Actress and filmmaker Asia Argento, who directed the Hong Kong episode, sits down with producer Helen Cho to discuss working with director Christopher Doyle, organized chaos, and finding beauty in mistakes.

Helen Cho: This was the first Parts Unknown episode that you directed. When did you get the call to fly out to Hong Kong, and what were your initial thoughts?

Asia Argento: The director who was supposed to shoot the episode fell ill, so I received a phone call from Anthony on a Friday asking me to take over. I flew to Hong Kong two days later, completely unprepared, but I was reassured by the fact that I had seen the [Zero Point Zero] crew work before. I felt a kinship with the organized chaos.

As a film director, one of the challenges I appreciate the most is adapting to unpredictable situations, like losing a location or an actor at the last minute. For me, shooting a movie is like writing it all over again. One must be constantly alert and flexible, as opposed to stubborn and single-minded. So I happily made this leap into the unknown.

The crew films in Hong Kong.
The crew films in Hong Kong.

Cho: Aside from the Wong Kar-wai and Christopher Doyle–Jenny Suen films, were there any other visual references you looked at prior to the shoot?

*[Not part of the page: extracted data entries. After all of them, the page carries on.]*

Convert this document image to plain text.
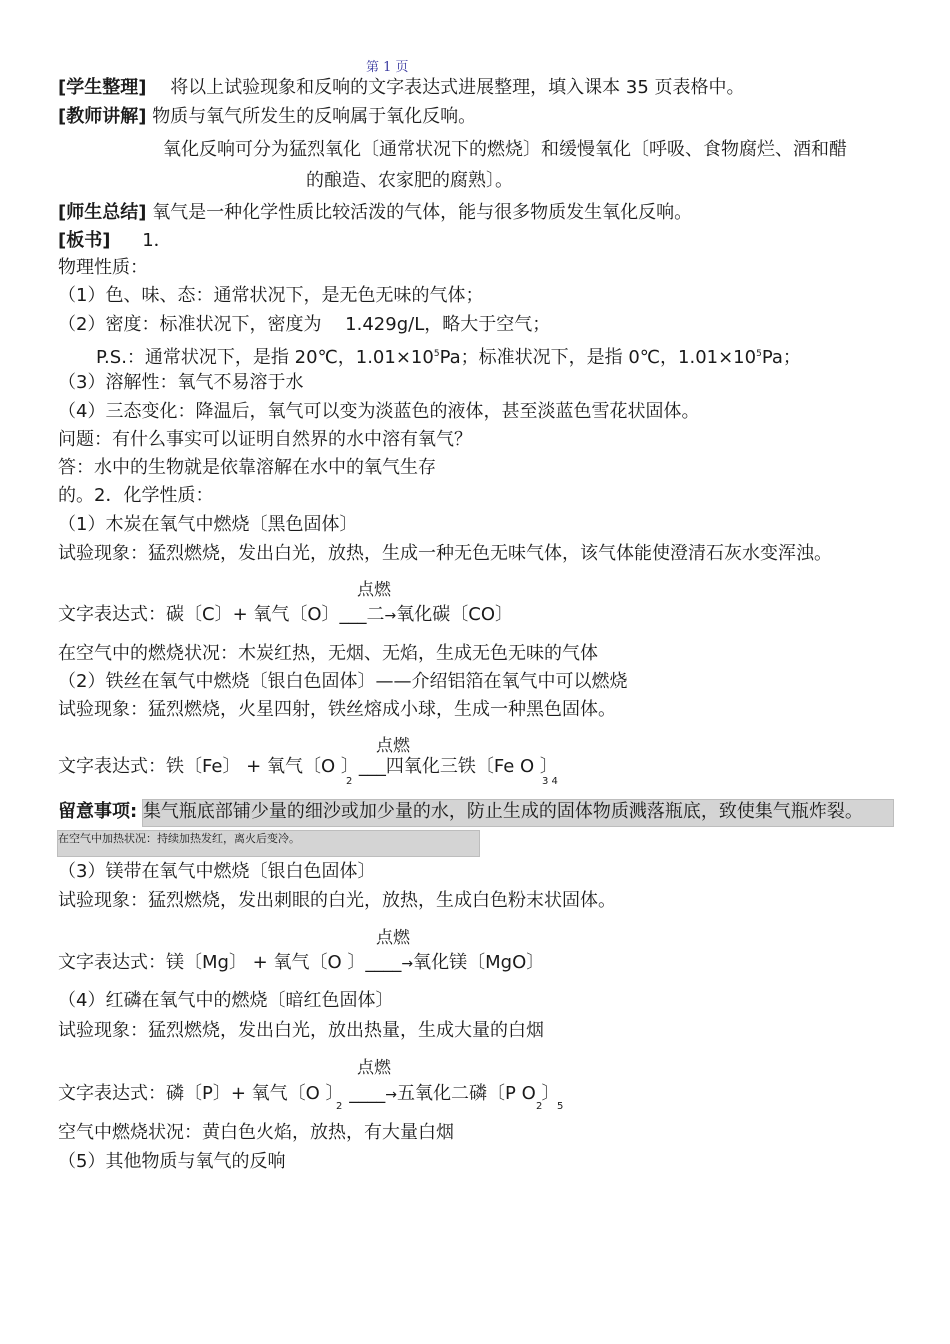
第 1 页
[学生整理] 将以上试验现象和反响的文字表达式进展整理，填入课本 35 页表格中。
[教师讲解] 物质与氧气所发生的反响属于氧化反响。
氧化反响可分为猛烈氧化〔通常状况下的燃烧〕和缓慢氧化〔呼吸、食物腐烂、酒和醋
的酿造、农家肥的腐熟〕。
[师生总结] 氧气是一种化学性质比较活泼的气体，能与很多物质发生氧化反响。
[板书] 1．
物理性质：
（1）色、味、态：通常状况下，是无色无味的气体；
（2）密度：标准状况下，密度为 　1.429g/L，略大于空气；
P.S.：通常状况下，是指 20℃，$1.01\times 10^5Pa$；标准状况下，是指 0℃，$1.01\times 10^5Pa$；
（3）溶解性：氧气不易溶于水
（4）三态变化：降温后，氧气可以变为淡蓝色的液体，甚至淡蓝色雪花状固体。
问题：有什么事实可以证明自然界的水中溶有氧气？
答：水中的生物就是依靠溶解在水中的氧气生存
的。2．化学性质：
（1）木炭在氧气中燃烧〔黑色固体〕
试验现象：猛烈燃烧，发出白光，放热，生成一种无色无味气体，该气体能使澄清石灰水变浑浊。
点燃
文字表达式：碳〔C〕+ 氧气〔O〕___二→氧化碳〔CO〕
在空气中的燃烧状况：木炭红热，无烟、无焰，生成无色无味的气体
（2）铁丝在氧气中燃烧〔银白色固体〕——介绍铝箔在氧气中可以燃烧
试验现象：猛烈燃烧，火星四射，铁丝熔成小球，生成一种黑色固体。
点燃
文字表达式：铁〔Fe〕 + 氧气〔O 〕___四氧化三铁〔Fe O 〕
2	3 4
留意事项: 集气瓶底部铺少量的细沙或加少量的水，防止生成的固体物质溅落瓶底，致使集气瓶炸裂。
在空气中加热状况：持续加热发红，离火后变冷。
（3）镁带在氧气中燃烧〔银白色固体〕
试验现象：猛烈燃烧，发出刺眼的白光，放热，生成白色粉末状固体。
点燃
文字表达式：镁〔Mg〕 + 氧气〔O 〕____→氧化镁〔MgO〕
（4）红磷在氧气中的燃烧〔暗红色固体〕
试验现象：猛烈燃烧，发出白光，放出热量，生成大量的白烟
点燃
文字表达式：磷〔P〕+ 氧气〔O 〕 ____→五氧化二磷〔P O 〕
2	2 5
空气中燃烧状况：黄白色火焰，放热，有大量白烟
（5）其他物质与氧气的反响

Argento: I reviewed my own memories of Hong Kong. I shot a movie [Boarding Gate, 2007] and lived there for over a month. After shooting, I would walk the streets endlessly by myself every night, fascinated by a world so foreign to me—those lights, the sea of people, the food, the architecture. I usually don’t like to watch other people’s movies when writing or directing because I’m afraid I would be influenced by other artists’ point of view, which would inevitably end up polluting my own.

Cho: You asked the crew to watch the 2014 film Ruined Heart before the shoot. What aspect of that film was of interest to reference?

Argento: It was different from any other movies I had seen shot by Christopher Doyle and from the ones he is most acclaimed for. It had an immediacy, an urgency, and many “mistakes,” which made it very alive to me. It was a huge inspiration—and not only for the Hong Kong show. The movie was shot for very little, but it had an unprecedented depth in its search for what may resemble truth—something that always moves me in cinema and documentaries.

Bourdain, Doyle, and Argento at Leaf Dessert Noodle shop.
Bourdain, Doyle, and Argento at Leaf Dessert Noodle shop.

Cho: How was this trip to Hong Kong compared with your previous one?

Argento: The lights had changed—there was very little neon. They’ve been replaced by less interesting LED lights. I couldn’t even recognize the streets I used to roam. It looked cleaner, less seedy. Chungking Mansions, for instance, was a lot less frightening than what I remember. There was a lot more security and police everywhere.

Cho: We had been chasing Christopher Doyle for six years, and we were finally able to work with him on this episode. How was working with him?

Argento: His style of working reminded me a lot of my own director of photography, Nicola Pecorini. Doyle likes to laugh a lot, and I love how his sense of humor mixes with his high sense of cinema. I appreciated the ease with which he decided to jump in and help shoot some of the scenes. He embraces my theory of organized chaos.

I love that Chris, like me, isn’t looking for the perfect shot. Through what other people may see as mistakes, there is a search for beauty and immediacy. The only way for me to create something new nowadays is through these unpredictable events that force your senses to be on alert at all times. I love that in the episode you see Chris both in front and behind the camera. It’s a narrative within the narrative.

Cho: What kind of notes did you give composer Mike Ruffino for the score?

Argento watches the monitors.
Argento watches the monitors.

Argento: I was obsessed with the idea of having old reggae and ragamuffin tracks—maybe because I was influenced by Ruined Heart. See? That’s why a director should forget all the movies she has seen while shooting.

I found a version of “The House of the Rising Sun” in Mandarin from the 1960s, and I am so pleased with the cover that Mike Ruffino made of it. I realized the music needed to be more moody, dreamy. It needed a lot more strings than what I had envisioned, and Mike did exactly that.

Cho: The Marilyn Manson and Indochine videos you directed were sent around to the crew in the days before we shot the David Boring video. How was this episode experience different from previous shoots?

Argento: The other videos took two or three days to shoot. The David Boring video was done in a few hours. I had never shot a live band without a script, and this was a lot more immediate and punk rock than my other videos. We shot in a confined space and mostly used an overhead light. I came up with the idea of the opening of the video [a brief shot of the clear sky before the band is seen walking into a warehouse] when I saw the exterior of the warehouse where David Boring rehearses. I wanted to contextualize the space a little bit. For the rest, we just let the band go.

Cho: Do you think there may be more Asia Argento and Christopher Doyle or Asia Argento and Parts Unknown collaborations in the future?

Argento: I would love to. Christopher is a precious cinematic partner in crime. He and Anthony got along famously. We made a great trio—the good, the bad, and the ugly. Figure out who is which.

This interview has been edited and condensed.